Monday, March 8, 2010

Switching Up the Focus of Spring Training and Racing

Just three short weeks ago, I was all-systems-go for training for long endurance off-road biking competitions starting as early as April. I even already signed up for the Rattling 50 mountain bike race in Weiser State forest to assure I start training in plenty of time (and take advantage of discounted registration fees). I had three, maybe four biking-related endurance races on the schedule: the Tour MonTour (75 mile road), the Rattling 50 Mountain bike, and the Ironcross cyclocross. The Adventure tris are another story - they start in September and continue throughout October.
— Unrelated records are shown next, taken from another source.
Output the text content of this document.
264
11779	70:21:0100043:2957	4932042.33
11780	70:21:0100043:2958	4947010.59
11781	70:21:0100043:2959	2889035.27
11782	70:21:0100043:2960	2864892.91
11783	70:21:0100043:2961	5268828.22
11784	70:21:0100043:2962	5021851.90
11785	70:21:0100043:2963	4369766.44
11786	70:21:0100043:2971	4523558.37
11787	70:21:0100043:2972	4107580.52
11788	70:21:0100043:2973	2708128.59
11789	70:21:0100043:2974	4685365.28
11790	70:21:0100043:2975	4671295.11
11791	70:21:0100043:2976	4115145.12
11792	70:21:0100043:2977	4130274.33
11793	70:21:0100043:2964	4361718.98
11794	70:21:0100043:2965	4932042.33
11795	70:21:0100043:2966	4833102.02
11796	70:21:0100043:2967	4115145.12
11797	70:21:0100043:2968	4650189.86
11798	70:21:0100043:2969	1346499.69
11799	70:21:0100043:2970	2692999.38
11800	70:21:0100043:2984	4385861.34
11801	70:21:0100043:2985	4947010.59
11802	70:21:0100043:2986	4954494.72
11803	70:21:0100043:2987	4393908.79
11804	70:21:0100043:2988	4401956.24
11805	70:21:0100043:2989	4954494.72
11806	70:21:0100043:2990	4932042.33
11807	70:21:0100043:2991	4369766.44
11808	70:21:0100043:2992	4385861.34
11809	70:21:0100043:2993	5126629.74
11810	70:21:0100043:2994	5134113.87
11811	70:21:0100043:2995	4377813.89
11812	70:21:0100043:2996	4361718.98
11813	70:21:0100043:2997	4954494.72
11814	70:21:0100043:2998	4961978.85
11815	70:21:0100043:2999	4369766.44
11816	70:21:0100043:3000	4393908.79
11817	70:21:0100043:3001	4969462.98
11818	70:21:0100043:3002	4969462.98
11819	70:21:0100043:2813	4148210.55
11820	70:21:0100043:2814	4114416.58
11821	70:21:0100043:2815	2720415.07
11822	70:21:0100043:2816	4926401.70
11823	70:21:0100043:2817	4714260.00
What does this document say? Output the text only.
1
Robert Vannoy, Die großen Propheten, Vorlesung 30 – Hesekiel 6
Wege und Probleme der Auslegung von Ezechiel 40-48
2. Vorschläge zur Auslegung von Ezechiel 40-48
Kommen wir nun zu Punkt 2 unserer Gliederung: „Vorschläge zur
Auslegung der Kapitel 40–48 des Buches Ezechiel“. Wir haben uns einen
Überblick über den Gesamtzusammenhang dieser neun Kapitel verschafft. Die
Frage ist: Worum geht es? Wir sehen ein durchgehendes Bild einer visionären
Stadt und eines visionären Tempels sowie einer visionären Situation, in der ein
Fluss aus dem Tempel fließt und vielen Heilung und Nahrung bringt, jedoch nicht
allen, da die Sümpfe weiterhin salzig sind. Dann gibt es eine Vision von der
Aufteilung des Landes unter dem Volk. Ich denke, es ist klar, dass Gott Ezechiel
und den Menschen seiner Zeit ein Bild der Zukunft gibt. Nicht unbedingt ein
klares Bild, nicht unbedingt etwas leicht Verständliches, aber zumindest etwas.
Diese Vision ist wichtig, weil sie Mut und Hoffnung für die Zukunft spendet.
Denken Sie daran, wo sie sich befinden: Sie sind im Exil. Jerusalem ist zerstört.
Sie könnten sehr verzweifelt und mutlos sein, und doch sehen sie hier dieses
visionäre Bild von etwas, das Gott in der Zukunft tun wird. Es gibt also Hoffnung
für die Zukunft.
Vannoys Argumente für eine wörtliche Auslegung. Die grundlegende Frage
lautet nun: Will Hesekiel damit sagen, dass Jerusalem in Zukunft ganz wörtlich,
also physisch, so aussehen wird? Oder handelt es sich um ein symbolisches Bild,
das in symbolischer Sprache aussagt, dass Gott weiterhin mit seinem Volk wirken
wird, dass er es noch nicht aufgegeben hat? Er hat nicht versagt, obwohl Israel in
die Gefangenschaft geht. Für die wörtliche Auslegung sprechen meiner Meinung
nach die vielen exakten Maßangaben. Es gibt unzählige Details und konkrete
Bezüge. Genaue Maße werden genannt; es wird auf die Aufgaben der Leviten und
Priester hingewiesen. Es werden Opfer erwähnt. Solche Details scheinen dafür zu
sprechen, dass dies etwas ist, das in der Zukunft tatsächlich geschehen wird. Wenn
Last week, I signed up for the Tough Mudder, a 7-mile run with 17 obstacles. Yesterday, I ran my little heart out up hills, down hills, around hills, and then did it again - over and over and over. In other words, I did hill repeats after a 5 or so hilly mile run and oh it was painful. All the while I was thinking, how can I train hard and allow for recovery for a good hilly running competition with obstacles, AND do long bike rides. It may be too taxing for my 50-year old bones - they need a little longer to recover. So I think I'm going to change my focus for the next 7 weeks and do mostly running and when the Tough Mudder is over, I'll switch it up to the long rides to prepare for the endurance events starting in August. It makes perfect sense -- run now to lose some weight, ride later when the trails are sure to be dried out. So the early spring long stuff is off the schedule. In fact, the only thing on the schedule this spring is the Tough Mudder and a long hiatus after that to prep for the Rattling 50.

1 comment:

DailySAHM said...

Crap. I better get going on those hill workouts.

If it makes you feel any better, I don't know if my 30-something year old body can handle the training for the Tough Mudder while still triathlon training and then switching gears in August to cyclocross training.